The design team had to determine the optimum way to fit all of the conventional diesel generator components plus the control system and batteries into the shape of a conventional diesel generator. In addition, Planetary Power had to isolate the hot engine from the batteries, which require a relatively cool environment.
The design team used a variety of 3D design and finite element analysis tools to visualize the product and understand how to fit all of the required components together. At regular intervals, the team would print 3D prototypes to perform a fit-check. “You can understand a lot from a 3D model,” says Landon. “But at a certain point there is no substitute for a physical prototype.”
Being able to print the assembly onsite and on demand for under $2,000—instead of the tens of thousands charged by a third-party prototype manufacturer—helped the design team discover design flaws in a matter of days instead of months. “We just upload our file to the 3D printer and the parts show up in a couple of days,” says Landon. “It’s very easy.”
The hybrid generator can cost two to three times as much as a conventional diesel generator, but with a payback time of only one and a half to two years, it is actually a money-saver. “That’s based both upon the money saved through reduced fuel consumption and the longer lifecycle of the HyGen,” says Landon. “Durability testing has shown that HyGen can last as long as five to ten years.”
When fully commercialized, the HyGen has the potential to make generating electricity less resource-intensive and to replace many of the millions of diesels generators in use, such as those powering remote cell phone towers. “Companies all over the world are putting in cell towers in remote areas that lack electrical grids,” says Landon. Some estimates put the number of cell towers powered 24/7 by diesel at over 600,000, with more than 300,000 more scheduled for installation by 2019.
Replacing all of the diesel generators powering those towers with the HyGen “would reduce cell tower diesel consumption by about 80 percent, and lower the environmental impact of these towers,” says Landon.

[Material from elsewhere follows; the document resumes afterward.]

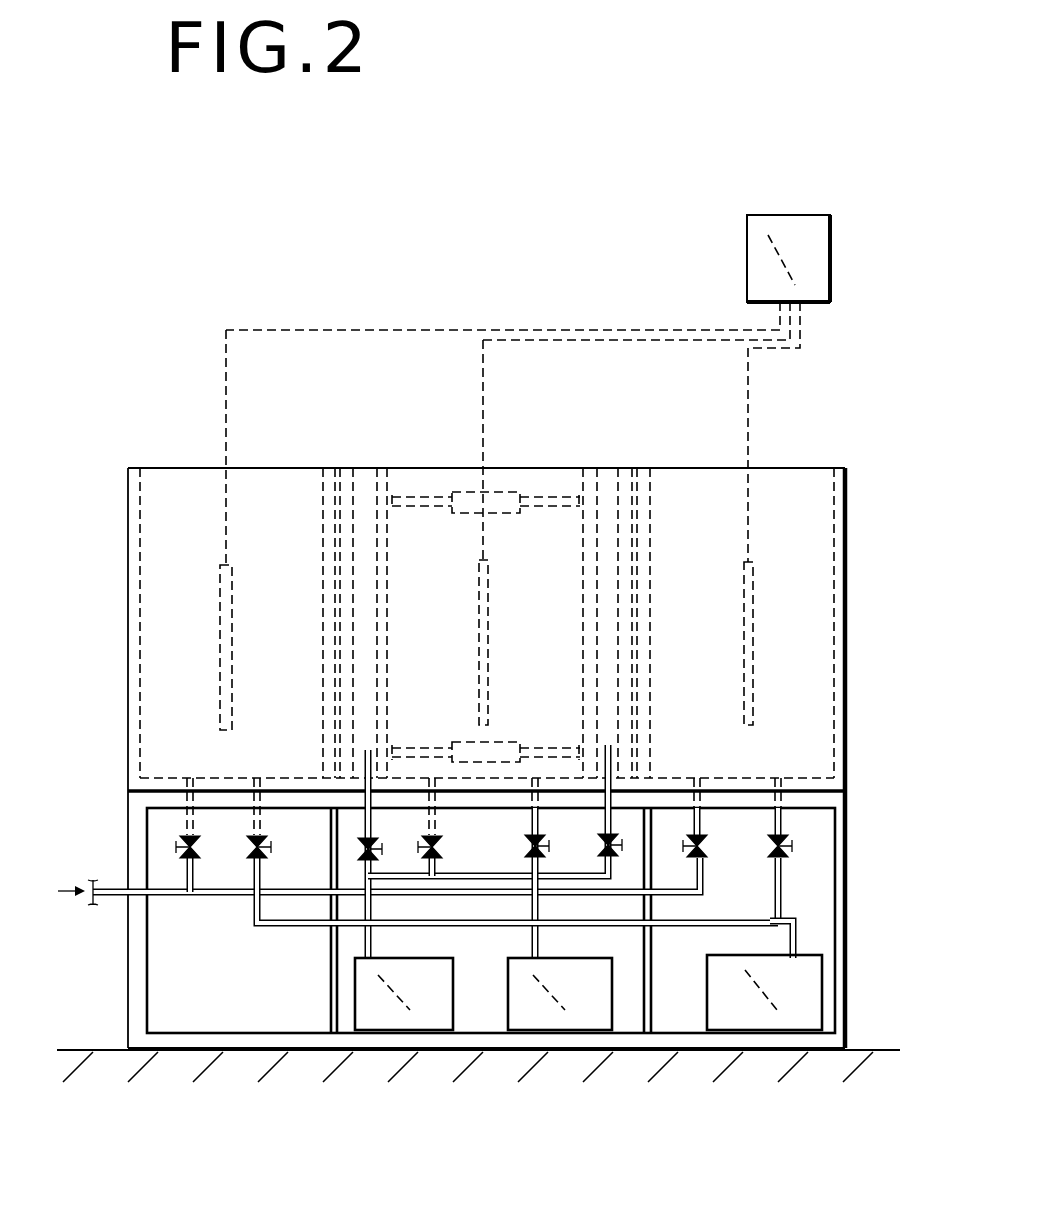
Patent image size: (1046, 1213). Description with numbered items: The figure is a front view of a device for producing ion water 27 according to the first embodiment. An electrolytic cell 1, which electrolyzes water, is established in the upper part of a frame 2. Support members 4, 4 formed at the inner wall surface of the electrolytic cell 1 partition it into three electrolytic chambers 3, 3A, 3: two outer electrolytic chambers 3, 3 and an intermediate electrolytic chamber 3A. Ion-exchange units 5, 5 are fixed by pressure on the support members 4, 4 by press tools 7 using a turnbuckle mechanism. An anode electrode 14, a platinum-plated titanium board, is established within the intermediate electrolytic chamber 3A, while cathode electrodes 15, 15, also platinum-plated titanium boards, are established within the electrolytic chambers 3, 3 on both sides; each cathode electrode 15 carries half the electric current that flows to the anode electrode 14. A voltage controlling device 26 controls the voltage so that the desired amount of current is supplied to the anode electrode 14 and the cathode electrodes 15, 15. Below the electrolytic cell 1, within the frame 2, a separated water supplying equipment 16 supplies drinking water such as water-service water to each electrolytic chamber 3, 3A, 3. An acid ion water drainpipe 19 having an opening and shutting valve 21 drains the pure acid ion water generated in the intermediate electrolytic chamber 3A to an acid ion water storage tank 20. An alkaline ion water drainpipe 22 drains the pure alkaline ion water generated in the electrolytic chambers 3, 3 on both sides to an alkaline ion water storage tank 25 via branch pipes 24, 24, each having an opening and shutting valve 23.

Applying hybrid technology to diesel generators is not as revolutionary as what it enables. We’re going to keep developing this technology until we get to the point where small hybrid generation systems can be just as reliable and even lower-cost than big power grids. That is what’s revolutionary. We’re starting small, where people are not yet connected to the grid; but what we’re driving towards is a distributed renewable energy infrastructure that no longer requires big power plants and a power grid.
Our solution enables people and companies that currently use diesel fuel to power their generators to make the same amount of fuel last much longer and to expand their existing infrastructure faster. So whether it’s for telecommunications or for homes or factories, if you can’t get power, you can’t do anything. Even just to be healthy you need refrigeration. All these basic needs of moving from poverty to the middle class require a lot of energy. Our solution helps make that possible faster, because it requires fewer resources to generate comparable amounts of power.
The typical design process for a new product proceeds serially from engineering through design, analysis, and drawings to manufacturing. To produce a working prototype for the U.S. Navy, however, Planetary Power had to follow an aggressive schedule that required its engineering team to design and prototype concurrently. “We built the prototype from a 3D model and used a 3D printer to iteratively fabricate the prototype directly from that without ever generating 2D drawings,” says Landon. This rapid, iterative process reduced development time and cost. “By going through the process of modeling, printing plastic prototypes, and then immediately assessing our progress and making any necessary changes, we were able to cut months off of our development time and save hundreds of thousands of dollars.”